Rex Mundi - T1 : Le Gardien du temple - Par Arvid Nelson & Eric Johnson - Sémic Books

23 janvier 2005 0 commentaire
  • Paris, 1933. Dans une Europe où l'Église catholique détient toujours le pouvoir et où la magie est un composant de la vie économique et religieuse, un médecin un peu à part va se trouver impliqué dans une mystérieuse affaire de manuscrit dérobé.
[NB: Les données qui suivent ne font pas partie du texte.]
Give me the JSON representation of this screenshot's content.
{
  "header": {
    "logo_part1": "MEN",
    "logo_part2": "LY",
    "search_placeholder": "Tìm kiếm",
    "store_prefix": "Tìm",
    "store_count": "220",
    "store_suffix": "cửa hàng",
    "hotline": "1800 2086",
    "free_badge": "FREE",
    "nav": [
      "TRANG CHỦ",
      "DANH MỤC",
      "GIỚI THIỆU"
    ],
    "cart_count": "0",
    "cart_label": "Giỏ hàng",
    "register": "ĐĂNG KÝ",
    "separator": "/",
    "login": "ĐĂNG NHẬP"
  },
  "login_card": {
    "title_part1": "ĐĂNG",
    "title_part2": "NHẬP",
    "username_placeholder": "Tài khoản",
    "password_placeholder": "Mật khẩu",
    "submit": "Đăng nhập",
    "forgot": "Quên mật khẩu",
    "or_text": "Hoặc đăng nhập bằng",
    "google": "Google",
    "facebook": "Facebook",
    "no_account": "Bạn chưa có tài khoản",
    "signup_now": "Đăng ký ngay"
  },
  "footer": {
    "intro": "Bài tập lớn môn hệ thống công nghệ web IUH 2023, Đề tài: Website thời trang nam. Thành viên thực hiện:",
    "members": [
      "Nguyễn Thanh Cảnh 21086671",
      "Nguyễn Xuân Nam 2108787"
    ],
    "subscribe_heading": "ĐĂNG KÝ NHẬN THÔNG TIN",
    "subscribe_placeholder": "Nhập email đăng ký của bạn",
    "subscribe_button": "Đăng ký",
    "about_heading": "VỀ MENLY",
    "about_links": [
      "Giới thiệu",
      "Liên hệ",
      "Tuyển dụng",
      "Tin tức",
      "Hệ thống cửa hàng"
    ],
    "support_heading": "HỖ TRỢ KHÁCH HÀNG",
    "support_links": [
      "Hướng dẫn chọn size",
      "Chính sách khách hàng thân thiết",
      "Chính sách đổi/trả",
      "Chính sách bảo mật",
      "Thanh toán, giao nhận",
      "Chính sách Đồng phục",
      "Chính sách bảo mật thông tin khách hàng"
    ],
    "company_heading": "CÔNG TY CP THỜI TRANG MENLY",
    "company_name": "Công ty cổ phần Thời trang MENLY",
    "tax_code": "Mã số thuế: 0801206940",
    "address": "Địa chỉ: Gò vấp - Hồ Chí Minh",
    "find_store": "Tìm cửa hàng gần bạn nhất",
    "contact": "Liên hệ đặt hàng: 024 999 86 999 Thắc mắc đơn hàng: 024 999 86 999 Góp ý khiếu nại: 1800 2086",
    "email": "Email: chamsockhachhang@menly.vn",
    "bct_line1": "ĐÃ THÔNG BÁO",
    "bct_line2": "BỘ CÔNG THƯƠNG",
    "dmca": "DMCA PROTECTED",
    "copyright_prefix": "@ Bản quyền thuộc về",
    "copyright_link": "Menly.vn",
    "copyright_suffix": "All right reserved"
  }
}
Quand un de ses amis prêtres vient demander son aide au Dr Julien Saunière pour retrouver un manuscrit dont il avait la charge, le médecin mal vu par la hiérarchie catholique pour sa propension à soigner des catégories de malades mises au ban de la société (pauvres, Juifs...) n’imagine pas jusqu’où cette affaire va l’entraîner. La police ecclésiastique descendant des Inquisiteurs va s’intéresser à lui, et le meurtre rituel d’une prostituée sera vite suivi de l’assassinat du prêtre qui lui avait un peu trop parlé. Un mystérieux homme en blanc, manifestement adepte de la magie, est impliqué dans ces deux meurtres.

Les enjeux de cette histoire écrite par Arvid Nelson, qui s’est énormément documenté, sont bien plus larges que cette introduction pourrait ne le laisser penser : au fil de ce premier volume (la série est prévue sur cinq autres), le lecteur rencontrera quelques-uns des personnages politiques importants de ce monde encore plus partagé que celui de nos années 30, où l’Italie n’est pas rassemblée (les états papaux en occupant évidemment une bonne partie) et où l’Espagne est encore en majorité sous domination musulmane. Toute uchronie nécessite une bonne dose de cohérence pour être crédible, et celle-ci n’en manque pas.
En dehors de l’aspect politico-religieux (qui est développé dans les appendices sous forme d’extraits de journaux de l’époque), l’autre élement important écartant cette série de la réalité est donc la magie, mais pas celle de l’heroic-fantasy ni celle du Dr Strange de la Marvel. Bien plutôt une pratique et une théorie magiques héritées des études de la Cabale et autres grands textes occultes. On est donc loin des histoires de mages se lançant à la figure de grand jets d’energie mystique...
Le titre, lui, signifie Roi du Monde, nom donné par les Cathares au démiurge qu’ils estimaient responsable de la création du monde. L’hérésie cathare va elle aussi jouer un rôle important dans cette série, qui est décidément bien ancrée dans la France chrétienne.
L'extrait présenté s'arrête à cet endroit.